"My heart is just breaking!" she burst out again, her tears and words tumbling over each other. "It—it isn't RIGHT! I want my friends, and I want my youth—I'll never be twenty-six again! I want to put my things into a suit-case and go off with the other girls for country visits—and I want to dance!" She put her head down again, and after a moment Paul ventured a timid, "Patricia, dear, DON'T."

He thought she had not heard him, but after a moment, he was relieved to see her resolutely straighten up again, and dry her eyes, and push up her tumbled hair.

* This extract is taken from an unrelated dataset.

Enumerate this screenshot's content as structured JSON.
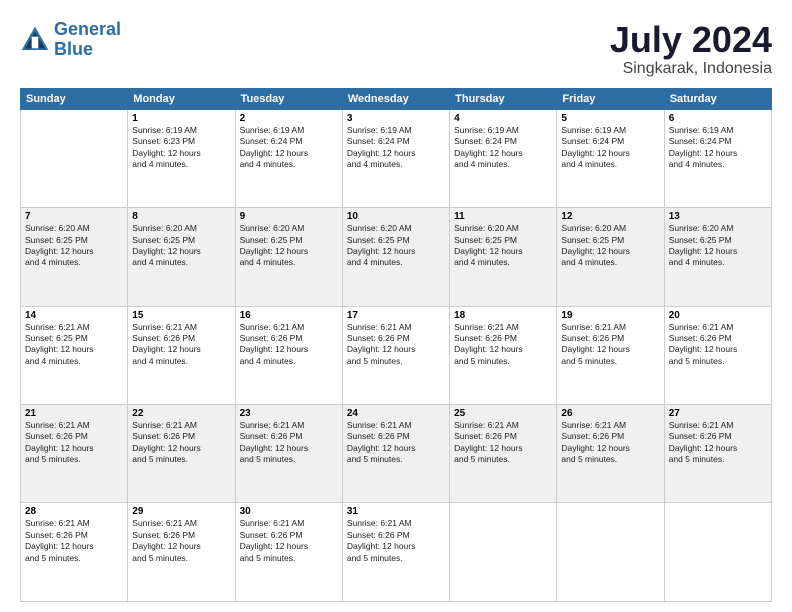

"Well, I really will STOP," she said determinedly. "This will not do! If Alan even suspected! But, you see, I'm naturally a sociable person, and I had—well, I don't suppose any girl ever had such a good time in New York! My aunt did for me just what she did for her own daughters—a dance at Sherry's, and dinners—! Paul, I'd give a year of my life just to drive down the Avenue again on a spring afternoon, and bow to every one, and have tea somewhere, and smell the park—oh, did you ever smell Central Park in the spring?"

Both were silent. After a long pause Paul said:

"Why DO you stay? You've not got to ask a stepfather for a job."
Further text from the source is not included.